See this for more info:
It is a google maps thread about someone asking how to do a geospatial search.
Geocoder.us is one of the free sites available to do free geocoding.
The more ideal solution would be to have people be able to search from a certain radius of a town since that is how people think about location, but that gets more complicated. It's on the list though.
- we did buy a service which included periodic updates, but the niche we were dealing with turned out to include many businesses in rural areas which tended to be undercovered. If you're starting with major metros, you probably won't have to worry about missing data.
- if I had to do it again, I would cross-ref the latest census data with the paid to try to plug holes.
- the big circle calc can be S - L - O - W if you're using a script to search thorugh the matrix of possibilities. Find ways to optimize it. A compiled plug-in?
Just thinking out loud...
If you don't use perl, you can get just the text file with the data here:
[tjmather.com...] (url can change when postal codes are updated)

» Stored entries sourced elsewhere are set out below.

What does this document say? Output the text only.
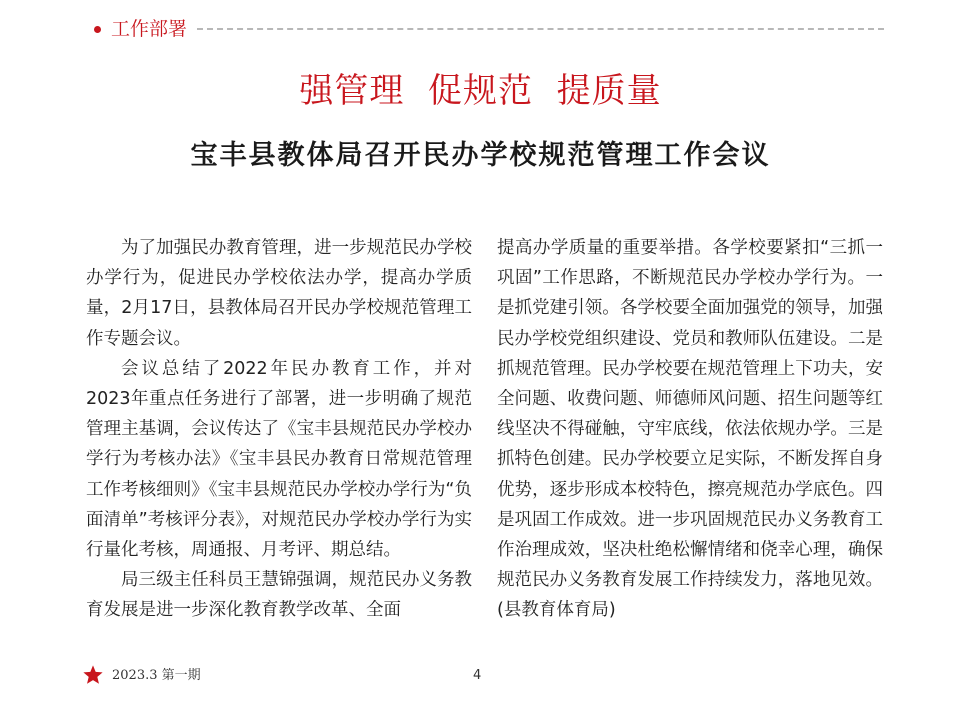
工作部署
强管理  促规范  提质量
宝丰县教体局召开民办学校规范管理工作会议

为了加强民办教育管理，进一步规范民办学校办学行为，促进民办学校依法办学，提高办学质量，2月17日，县教体局召开民办学校规范管理工作专题会议。

会议总结了2022年民办教育工作，并对2023年重点任务进行了部署，进一步明确了规范管理主基调，会议传达了《宝丰县规范民办学校办学行为考核办法》《宝丰县民办教育日常规范管理工作考核细则》《宝丰县规范民办学校办学行为“负面清单”考核评分表》，对规范民办学校办学行为实行量化考核，周通报、月考评、期总结。

局三级主任科员王慧锦强调，规范民办义务教育发展是进一步深化教育教学改革、全面

提高办学质量的重要举措。各学校要紧扣“三抓一巩固”工作思路，不断规范民办学校办学行为。一是抓党建引领。各学校要全面加强党的领导，加强民办学校党组织建设、党员和教师队伍建设。二是抓规范管理。民办学校要在规范管理上下功夫，安全问题、收费问题、师德师风问题、招生问题等红线坚决不得碰触，守牢底线，依法依规办学。三是抓特色创建。民办学校要立足实际，不断发挥自身优势，逐步形成本校特色，擦亮规范办学底色。四是巩固工作成效。进一步巩固规范民办义务教育工作治理成效，坚决杜绝松懈情绪和侥幸心理，确保规范民办义务教育发展工作持续发力，落地见效。 (县教育体育局)

2023.3 第一期	4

An easier option would be to simply have a postal code associated with each location and make it a simple "keyword"-based search (if user select "12111," show them results in "12111" only). However, if you add geospatial search, zipcode boundaries won't matter and it can give you the "true" closest locations. Keeping the geospatial search allows for building in the town-based searches you want to add later...towns will just have lat/longs associated with them and the search would happen the exact same way.
If you want some help building this, ping me with details.
Also on the slow aspect, I tried a few different distance calc functions and most where slow,but I found one here [micahcarrick.com...] that can pump out all zips within 100 miles of Dallas in half a second and all zips within 1000 miles in 2 secs.
I read some places that the speed can be increased even more by having the database itself do the calcs, but I haven't gotten that deep into MySQL to be able to do that yet.
The information I have gotten will also allow me to run the calcs by city name, but that needs to wait until my buisness database is properly populated because there will need to be some decent coding to catch mispellings of city names and the ability to suggest the correct ones. I know I can't spell so I can't expect my visitors to :D
If you take the UK as an example, it's not big enough for the curvature of the earth to make hugely significant differences to the calculations so I use the grid coordinate system adopted by many others. This means you can pre-populate x and y coords for all points of interest and then run a very simple database query.
Here is the query I use on a live site. It is able to sort and show the first 25 results from a 600 branch network by distance from the visitor in 0.02 seconds! (it is also matching only those branches that cater for a particular trade, so it's possible to use the $trade variable as a filter to suit your needs)
$sqlquery = "SELECT * FROM yourtable WHERE $trade='yes' ORDER BY (sqrt((Xcoord - $xcust)*(Xcoord - $xcust) + (Ycoord - $ycust)*(Ycoord - $ycust))) LIMIT 25";
The problem with large countries like the US is that the curvature of the earth means that grid coordinates tend not to work well. You can cheat if you are only looking at local results (maybe 100 miles) by splitting up the data into 400 mile segments which overlap by 200 miles. This allows you to create accurate grid coordinates in each area and use the above query. There would have to be a simple calculation to see which 400 mile square is the best to use for any query but run-time calculations would be reduced considerably.
There would be additional work in creating and maintaining the data but you could automate that. If you find your local calculations are loading your server too much because of great circle issues this seems to be a good solution.